The present invention uses a waveguide type optical demultiplexer in which a grating is formed on the optical waveguide as a narrow band optical filter, and with appropriate design, the filter can have a band width of 1 Å or less, which is suitable for lasers. This provides a sufficient monitoring function even for minute changes in the oscillation wavelength. FIG. 2 shows a perspective view of a typical waveguide type duplexer. In the figure, 11 is a substrate, 12 is an optical waveguide layer, and 13 is a grating having a splitting effect formed on the optical waveguide layer.

Input light 14 coupled to the optical waveguide 12 is subjected to diffraction and deflected by the grating 13 in the waveguide. This relationship is expressed by the Bragg condition. As shown in FIG. 3, for light with an incident angle of 20 and a wavelength of λ in the medium, the diffraction grating 13 with a grating constant given by A-λ/2 sin θ satisfies the Bragg condition.
The incident light 15 is diffracted against the grating surface in the direction of the reflection angle θ and acts as a filter. At the same time, by installing a light receiving element that detects light in the traveling direction of the diffracted light, it can function as a light wave monitor.

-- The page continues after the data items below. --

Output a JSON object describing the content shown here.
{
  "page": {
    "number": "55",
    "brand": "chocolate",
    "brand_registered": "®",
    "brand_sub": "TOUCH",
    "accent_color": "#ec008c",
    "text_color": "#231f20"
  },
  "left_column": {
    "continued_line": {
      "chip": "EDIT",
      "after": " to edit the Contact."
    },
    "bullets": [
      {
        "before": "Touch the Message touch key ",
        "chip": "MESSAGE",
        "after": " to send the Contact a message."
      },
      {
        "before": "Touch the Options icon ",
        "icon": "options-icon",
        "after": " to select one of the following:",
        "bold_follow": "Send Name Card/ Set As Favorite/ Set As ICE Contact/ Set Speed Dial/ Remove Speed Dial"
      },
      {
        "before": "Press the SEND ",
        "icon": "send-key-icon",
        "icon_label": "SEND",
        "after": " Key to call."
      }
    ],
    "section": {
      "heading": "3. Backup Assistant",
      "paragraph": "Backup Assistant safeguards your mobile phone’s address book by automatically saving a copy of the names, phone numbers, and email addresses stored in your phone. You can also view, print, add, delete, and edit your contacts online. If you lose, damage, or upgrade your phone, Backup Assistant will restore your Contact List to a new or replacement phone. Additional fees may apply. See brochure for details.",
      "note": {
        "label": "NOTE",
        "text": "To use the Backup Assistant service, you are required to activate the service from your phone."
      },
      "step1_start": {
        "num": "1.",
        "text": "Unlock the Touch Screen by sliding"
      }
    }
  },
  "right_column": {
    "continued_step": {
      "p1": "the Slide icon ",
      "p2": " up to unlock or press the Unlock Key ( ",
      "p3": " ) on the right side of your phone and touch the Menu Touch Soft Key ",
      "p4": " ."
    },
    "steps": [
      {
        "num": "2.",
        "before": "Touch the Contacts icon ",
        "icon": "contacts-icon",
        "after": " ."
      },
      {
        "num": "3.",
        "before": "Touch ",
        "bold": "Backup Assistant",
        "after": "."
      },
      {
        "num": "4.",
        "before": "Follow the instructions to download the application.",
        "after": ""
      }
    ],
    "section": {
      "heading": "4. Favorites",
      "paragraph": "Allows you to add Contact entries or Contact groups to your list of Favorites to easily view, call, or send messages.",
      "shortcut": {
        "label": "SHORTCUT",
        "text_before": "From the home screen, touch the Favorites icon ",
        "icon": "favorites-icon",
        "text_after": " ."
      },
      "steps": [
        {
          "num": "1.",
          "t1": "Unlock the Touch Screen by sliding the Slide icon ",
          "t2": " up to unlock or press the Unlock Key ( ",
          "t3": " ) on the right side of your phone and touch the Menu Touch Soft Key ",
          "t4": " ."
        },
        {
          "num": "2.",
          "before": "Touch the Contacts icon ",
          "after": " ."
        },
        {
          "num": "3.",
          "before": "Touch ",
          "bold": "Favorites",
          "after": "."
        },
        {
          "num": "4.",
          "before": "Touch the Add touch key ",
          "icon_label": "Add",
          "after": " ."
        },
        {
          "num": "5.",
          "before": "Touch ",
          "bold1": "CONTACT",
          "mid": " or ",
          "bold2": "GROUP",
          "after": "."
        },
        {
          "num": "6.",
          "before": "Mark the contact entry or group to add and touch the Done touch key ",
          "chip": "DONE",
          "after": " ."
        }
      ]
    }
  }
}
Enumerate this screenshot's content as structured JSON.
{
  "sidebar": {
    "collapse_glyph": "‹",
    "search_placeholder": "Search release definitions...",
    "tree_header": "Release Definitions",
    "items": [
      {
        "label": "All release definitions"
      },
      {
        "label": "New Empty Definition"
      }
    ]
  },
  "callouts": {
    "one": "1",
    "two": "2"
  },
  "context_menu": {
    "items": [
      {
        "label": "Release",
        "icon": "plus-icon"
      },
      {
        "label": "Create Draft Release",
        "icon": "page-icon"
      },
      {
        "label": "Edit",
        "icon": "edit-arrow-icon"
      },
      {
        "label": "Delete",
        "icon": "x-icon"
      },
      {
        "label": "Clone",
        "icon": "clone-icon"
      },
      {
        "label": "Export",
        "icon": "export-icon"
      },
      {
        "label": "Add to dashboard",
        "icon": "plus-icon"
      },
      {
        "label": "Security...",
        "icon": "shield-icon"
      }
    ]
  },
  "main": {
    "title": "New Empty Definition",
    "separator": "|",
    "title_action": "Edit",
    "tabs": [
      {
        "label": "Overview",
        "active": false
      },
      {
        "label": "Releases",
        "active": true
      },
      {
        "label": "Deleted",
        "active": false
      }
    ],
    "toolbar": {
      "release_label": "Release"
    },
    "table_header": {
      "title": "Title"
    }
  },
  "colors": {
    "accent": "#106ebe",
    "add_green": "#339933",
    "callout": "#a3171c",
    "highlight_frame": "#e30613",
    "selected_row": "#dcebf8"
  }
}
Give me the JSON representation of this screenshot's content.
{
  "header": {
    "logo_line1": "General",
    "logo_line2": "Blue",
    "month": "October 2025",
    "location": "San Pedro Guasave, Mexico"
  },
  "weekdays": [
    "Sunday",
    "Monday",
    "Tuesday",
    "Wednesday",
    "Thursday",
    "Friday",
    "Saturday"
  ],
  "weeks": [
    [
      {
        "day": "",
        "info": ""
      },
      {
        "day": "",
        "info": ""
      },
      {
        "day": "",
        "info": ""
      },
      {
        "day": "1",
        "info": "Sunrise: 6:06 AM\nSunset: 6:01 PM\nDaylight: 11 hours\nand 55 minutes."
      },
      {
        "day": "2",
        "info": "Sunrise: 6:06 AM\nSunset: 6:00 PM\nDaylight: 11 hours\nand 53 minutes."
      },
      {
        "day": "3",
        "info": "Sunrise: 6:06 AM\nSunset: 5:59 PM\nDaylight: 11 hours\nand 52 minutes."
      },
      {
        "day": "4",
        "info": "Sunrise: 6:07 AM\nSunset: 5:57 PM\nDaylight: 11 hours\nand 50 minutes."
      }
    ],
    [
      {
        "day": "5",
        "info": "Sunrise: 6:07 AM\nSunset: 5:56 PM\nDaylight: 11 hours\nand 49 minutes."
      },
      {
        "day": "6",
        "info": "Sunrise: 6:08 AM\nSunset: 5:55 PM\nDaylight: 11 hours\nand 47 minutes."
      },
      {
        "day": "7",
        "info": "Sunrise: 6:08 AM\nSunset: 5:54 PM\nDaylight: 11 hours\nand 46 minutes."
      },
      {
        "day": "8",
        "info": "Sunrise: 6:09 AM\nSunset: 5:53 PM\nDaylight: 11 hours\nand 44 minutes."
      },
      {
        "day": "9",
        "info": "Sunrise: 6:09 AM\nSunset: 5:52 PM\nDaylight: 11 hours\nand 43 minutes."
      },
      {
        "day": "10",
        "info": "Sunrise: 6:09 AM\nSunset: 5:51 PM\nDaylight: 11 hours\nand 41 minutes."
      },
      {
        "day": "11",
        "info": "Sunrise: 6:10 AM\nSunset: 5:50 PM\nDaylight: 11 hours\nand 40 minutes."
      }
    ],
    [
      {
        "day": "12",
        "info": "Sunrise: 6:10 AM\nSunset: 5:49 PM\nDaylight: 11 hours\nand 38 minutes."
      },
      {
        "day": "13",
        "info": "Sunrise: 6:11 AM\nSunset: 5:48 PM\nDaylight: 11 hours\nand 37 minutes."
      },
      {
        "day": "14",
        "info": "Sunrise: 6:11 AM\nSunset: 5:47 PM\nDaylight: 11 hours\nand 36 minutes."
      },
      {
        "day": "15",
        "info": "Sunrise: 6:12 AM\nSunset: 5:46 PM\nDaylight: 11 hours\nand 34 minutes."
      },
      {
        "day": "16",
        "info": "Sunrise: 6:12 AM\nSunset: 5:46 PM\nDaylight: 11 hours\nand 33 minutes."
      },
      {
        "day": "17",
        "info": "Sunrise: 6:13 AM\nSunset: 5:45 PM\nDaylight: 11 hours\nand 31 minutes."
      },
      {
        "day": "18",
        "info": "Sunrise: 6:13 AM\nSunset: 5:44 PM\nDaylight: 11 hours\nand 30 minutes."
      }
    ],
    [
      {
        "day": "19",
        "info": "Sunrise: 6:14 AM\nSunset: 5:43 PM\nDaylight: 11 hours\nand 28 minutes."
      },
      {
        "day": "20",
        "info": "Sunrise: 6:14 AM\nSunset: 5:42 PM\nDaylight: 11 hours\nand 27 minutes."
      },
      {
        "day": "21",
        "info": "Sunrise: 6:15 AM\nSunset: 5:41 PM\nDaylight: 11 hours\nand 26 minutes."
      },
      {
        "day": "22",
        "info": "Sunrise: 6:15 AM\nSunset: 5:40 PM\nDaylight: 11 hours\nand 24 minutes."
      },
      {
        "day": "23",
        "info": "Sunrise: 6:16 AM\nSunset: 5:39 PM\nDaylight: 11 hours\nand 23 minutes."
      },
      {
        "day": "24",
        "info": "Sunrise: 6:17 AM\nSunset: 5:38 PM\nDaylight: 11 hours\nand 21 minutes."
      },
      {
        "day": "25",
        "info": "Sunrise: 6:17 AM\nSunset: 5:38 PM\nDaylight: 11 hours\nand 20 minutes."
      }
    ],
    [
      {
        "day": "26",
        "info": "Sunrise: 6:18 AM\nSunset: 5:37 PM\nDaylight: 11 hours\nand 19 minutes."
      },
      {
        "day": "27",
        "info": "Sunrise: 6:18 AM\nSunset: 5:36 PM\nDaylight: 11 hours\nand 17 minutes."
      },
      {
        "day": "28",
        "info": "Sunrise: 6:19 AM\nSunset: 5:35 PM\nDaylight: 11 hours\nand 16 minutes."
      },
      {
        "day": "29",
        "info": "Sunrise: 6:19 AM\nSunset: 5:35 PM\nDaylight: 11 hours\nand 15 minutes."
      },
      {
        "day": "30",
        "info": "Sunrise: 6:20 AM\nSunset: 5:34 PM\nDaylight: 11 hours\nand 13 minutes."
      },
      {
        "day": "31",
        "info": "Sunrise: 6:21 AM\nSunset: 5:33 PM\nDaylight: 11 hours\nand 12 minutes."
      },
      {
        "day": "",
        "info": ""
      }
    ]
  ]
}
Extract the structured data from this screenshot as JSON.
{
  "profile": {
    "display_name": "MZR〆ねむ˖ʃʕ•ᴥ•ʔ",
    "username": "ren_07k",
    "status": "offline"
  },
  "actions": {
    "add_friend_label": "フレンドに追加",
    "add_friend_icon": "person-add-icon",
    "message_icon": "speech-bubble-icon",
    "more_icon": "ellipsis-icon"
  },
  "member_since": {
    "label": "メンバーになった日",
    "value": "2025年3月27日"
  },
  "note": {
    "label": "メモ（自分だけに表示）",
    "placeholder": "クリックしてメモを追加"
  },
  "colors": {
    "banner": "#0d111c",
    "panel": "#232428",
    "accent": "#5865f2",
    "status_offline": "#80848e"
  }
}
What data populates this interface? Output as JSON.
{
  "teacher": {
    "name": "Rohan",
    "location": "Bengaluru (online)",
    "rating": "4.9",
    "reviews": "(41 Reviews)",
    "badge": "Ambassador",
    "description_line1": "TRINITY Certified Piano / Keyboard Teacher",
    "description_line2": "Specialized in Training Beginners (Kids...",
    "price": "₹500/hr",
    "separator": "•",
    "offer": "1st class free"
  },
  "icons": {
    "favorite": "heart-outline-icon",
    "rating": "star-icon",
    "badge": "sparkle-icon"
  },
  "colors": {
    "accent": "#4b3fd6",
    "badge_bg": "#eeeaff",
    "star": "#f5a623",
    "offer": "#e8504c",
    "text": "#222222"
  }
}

Effects of the Invention As described above, according to the present invention, it is possible to realize a semiconductor laser device with extremely excellent characteristics as a light source for ultra-wavelength multiplexed transmission, and its practical effects are great. .

[Brief explanation of the drawing]

FIG. 1 is a perspective view showing the structure of a semiconductor laser device according to an embodiment of the present invention, FIG. 2 is a perspective view showing the structure of a waveguide type demultiplexer, and FIG. 3 is an explanatory diagram of Bragg diffraction conditions. 1... Board, 2... DFB laser, 3
...... Optical waveguide, 4... Grating, 5... Light receiving element, 6... Laser output light, 7... Laser light.

Claims (2)

[Claims] (1) a semiconductor laser formed on a substrate surface, an optical waveguide coupled to the semiconductor laser, and a waveguide-type optical demultiplexer formed on the optical waveguide and having a wavelength selective reflection function;
monolithically integrating at least one light receiving element installed at a predetermined position from the waveguide type optical demultiplexer;
A semiconductor laser device, wherein an oscillation state of the semiconductor laser is monitored using the waveguide type demultiplexer and the light receiving element. (2) The semiconductor laser device according to claim 1, wherein the semiconductor laser has a distributed feedback type or Bragg reflection type structure.